Тогда Тайм потянулась к его лапе и, коснувшись ее, произнесла:
— Ты знаешь — это место, где, как мы договаривались, мы всегда будем встречаться, место, где мы впервые обрели нашу любовь. Отнеси его туда, дорогой, да поторопись.
И Спиндл неловко ухватил своего малыша зубами за шкирку — ведь самцам это не очень привычно, — а Тайм улыбнулась и попросила:
— Поднеси его ко мне.
Что Спиндл и сделал, и положил детеныша перед ней. Тайм посмотрела на своего маленького сына и сказала:
— Моего отца звали Бэйли, пусть и он носит это имя.
Потом она стала необыкновенно ласково говорить с Бэйли, гладить его, повторяя снова и снова одни и те же слова, будто это были единственные слова, которые малышу суждено было услышать от родной матери:
— Я очень люблю тебя.
Снова, снова и снова, только с каждым разом все слабее и слабее. Голос Тайм постепенно замирал в темной норе.
Монди сделала знак Спиндлу, он опять поднял Бэйли, повернулся и не услышал, как Тайм прошептала ему вслед:
— И ты, Спиндл, не забывай никогда, что я тебя тоже любила, очень-очень.
Спиндл ушел.
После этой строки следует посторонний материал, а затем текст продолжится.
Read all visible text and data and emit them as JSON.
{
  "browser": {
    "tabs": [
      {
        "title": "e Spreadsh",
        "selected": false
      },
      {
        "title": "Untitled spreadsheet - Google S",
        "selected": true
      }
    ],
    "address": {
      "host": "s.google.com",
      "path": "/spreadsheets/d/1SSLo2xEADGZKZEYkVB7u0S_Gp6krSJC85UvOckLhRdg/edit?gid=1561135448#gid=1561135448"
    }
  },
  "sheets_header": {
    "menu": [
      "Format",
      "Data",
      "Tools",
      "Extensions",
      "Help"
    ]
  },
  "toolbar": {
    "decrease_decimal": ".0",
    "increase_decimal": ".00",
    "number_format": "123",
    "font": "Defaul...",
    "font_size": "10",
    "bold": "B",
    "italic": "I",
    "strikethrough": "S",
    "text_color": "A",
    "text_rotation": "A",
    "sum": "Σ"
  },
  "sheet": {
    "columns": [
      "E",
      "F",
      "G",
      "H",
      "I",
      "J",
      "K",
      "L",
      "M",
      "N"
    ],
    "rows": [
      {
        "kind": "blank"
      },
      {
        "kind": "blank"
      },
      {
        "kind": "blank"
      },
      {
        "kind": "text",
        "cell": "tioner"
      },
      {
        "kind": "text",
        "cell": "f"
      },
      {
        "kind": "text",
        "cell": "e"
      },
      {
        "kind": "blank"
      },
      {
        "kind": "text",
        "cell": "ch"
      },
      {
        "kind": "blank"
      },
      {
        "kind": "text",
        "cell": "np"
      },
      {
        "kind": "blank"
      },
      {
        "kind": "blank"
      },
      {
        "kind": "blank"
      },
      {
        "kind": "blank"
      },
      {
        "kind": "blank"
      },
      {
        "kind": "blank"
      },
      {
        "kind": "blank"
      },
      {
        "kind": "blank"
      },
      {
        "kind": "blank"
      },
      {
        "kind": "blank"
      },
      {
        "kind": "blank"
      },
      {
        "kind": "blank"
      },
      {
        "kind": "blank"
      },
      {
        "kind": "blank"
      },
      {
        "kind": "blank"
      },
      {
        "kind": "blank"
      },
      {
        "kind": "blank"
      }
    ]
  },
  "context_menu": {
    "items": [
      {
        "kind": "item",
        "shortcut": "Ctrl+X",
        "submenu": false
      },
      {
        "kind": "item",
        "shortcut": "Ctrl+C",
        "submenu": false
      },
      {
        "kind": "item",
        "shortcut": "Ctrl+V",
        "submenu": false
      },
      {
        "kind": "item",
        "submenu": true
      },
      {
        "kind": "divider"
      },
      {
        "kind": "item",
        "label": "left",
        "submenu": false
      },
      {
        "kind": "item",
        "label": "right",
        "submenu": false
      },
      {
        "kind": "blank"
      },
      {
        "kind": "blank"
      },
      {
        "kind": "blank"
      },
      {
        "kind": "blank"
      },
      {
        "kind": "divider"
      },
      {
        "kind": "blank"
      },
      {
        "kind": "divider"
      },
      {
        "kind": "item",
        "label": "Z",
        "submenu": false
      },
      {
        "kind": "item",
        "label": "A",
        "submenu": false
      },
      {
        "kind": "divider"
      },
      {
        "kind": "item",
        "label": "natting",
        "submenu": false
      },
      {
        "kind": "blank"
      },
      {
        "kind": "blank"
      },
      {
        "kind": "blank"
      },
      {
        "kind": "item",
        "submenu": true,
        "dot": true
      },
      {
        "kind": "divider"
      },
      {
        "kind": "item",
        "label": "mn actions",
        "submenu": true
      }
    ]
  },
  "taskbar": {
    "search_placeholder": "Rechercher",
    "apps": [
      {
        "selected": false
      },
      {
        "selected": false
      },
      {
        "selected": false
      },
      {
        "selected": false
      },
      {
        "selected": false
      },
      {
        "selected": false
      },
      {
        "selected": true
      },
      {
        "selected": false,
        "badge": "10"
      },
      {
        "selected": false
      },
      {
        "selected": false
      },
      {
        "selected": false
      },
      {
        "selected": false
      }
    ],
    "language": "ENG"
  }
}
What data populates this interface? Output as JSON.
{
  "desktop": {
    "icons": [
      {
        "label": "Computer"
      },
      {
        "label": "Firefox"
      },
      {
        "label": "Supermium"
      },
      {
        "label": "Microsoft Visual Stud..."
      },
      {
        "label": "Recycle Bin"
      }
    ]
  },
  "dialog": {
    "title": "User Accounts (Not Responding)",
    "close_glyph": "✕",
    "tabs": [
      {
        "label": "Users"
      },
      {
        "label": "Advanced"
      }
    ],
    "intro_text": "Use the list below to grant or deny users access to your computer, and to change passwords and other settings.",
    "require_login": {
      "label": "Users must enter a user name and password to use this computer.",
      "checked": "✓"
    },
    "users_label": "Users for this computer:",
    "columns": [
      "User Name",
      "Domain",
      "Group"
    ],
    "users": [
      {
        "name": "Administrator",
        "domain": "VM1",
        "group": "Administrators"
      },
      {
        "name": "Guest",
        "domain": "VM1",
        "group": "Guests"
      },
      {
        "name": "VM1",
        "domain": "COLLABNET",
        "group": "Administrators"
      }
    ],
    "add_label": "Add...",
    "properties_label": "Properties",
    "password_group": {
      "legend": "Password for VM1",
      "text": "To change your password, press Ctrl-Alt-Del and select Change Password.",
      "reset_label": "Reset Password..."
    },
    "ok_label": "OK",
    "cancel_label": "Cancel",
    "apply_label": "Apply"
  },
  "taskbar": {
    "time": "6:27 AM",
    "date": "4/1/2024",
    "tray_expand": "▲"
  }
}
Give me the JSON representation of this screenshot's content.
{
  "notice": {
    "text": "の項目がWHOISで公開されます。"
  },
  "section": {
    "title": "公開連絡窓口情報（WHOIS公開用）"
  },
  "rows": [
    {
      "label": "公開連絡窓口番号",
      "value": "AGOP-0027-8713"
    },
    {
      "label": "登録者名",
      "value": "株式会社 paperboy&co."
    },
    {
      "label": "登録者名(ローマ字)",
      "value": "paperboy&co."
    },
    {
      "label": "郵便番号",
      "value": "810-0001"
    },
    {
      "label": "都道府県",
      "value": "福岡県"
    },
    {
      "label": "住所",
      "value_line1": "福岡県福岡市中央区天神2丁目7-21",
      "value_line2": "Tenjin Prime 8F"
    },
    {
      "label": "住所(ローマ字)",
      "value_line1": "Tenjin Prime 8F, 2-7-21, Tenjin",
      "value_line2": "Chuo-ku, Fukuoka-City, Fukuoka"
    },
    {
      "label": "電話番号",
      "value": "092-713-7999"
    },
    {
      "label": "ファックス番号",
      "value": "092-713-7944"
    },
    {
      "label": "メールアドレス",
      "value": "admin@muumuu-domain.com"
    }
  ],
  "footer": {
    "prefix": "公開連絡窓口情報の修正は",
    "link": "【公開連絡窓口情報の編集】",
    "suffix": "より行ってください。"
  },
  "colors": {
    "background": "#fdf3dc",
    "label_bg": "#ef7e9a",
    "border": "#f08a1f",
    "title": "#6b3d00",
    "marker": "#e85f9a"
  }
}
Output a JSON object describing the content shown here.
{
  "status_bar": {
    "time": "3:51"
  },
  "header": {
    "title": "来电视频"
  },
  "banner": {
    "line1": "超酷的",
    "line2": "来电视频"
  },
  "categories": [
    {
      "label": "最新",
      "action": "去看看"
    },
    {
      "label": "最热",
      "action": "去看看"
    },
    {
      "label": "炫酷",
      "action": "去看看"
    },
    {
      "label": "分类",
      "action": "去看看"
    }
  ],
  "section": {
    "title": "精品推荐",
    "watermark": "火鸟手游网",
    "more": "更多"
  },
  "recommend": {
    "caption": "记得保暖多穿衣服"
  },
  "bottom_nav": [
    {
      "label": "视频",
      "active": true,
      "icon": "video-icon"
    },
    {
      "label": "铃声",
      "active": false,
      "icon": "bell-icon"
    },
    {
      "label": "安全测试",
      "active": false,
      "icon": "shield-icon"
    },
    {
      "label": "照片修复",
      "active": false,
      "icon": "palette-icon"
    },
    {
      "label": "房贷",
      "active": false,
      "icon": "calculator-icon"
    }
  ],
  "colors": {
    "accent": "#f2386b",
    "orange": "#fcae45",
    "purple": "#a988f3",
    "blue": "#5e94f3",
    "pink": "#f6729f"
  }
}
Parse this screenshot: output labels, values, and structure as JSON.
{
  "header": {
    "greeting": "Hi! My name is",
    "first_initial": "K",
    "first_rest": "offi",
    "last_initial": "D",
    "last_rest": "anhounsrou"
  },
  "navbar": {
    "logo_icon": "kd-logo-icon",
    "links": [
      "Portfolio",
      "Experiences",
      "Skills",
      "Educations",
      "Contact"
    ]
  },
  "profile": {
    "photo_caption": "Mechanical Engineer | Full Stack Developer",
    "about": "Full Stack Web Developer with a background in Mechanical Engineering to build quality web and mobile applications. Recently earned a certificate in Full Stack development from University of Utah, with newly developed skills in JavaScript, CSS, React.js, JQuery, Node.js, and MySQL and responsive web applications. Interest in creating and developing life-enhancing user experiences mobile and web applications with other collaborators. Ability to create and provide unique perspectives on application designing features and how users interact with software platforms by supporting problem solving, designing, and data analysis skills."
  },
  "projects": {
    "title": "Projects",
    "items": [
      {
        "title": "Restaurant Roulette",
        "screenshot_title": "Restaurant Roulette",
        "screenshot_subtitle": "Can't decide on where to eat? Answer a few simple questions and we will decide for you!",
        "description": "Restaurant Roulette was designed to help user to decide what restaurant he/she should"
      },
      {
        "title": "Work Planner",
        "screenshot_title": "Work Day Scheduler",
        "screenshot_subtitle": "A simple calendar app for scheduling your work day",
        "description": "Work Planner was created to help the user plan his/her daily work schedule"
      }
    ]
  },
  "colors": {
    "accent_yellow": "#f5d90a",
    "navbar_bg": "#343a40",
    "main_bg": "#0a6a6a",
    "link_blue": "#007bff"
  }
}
Он двинулся вниз по склону Данктонского Холма на север, зная, куда он должен прийти — в Бэрроу-Вэйл, где они с Тайм познали любовь, поклялись приходить сюда снова и наказать своему потомству поступать так же.
Спиндл никому не рассказывал ни о своем долгом пути, ни о том, что случилось, когда он добрался до Бэрроу-Вэйла. Это сделала одна кротиха, она видела все, запомнила и повторила все, что знала.
Сюда, в темноту Бэрроу-Вэйла, где извивались корни мертвых деревьев и лежала пыль прошлого, Спиндл принес Бэйли и обнаружил, что их ждет какая-то самка.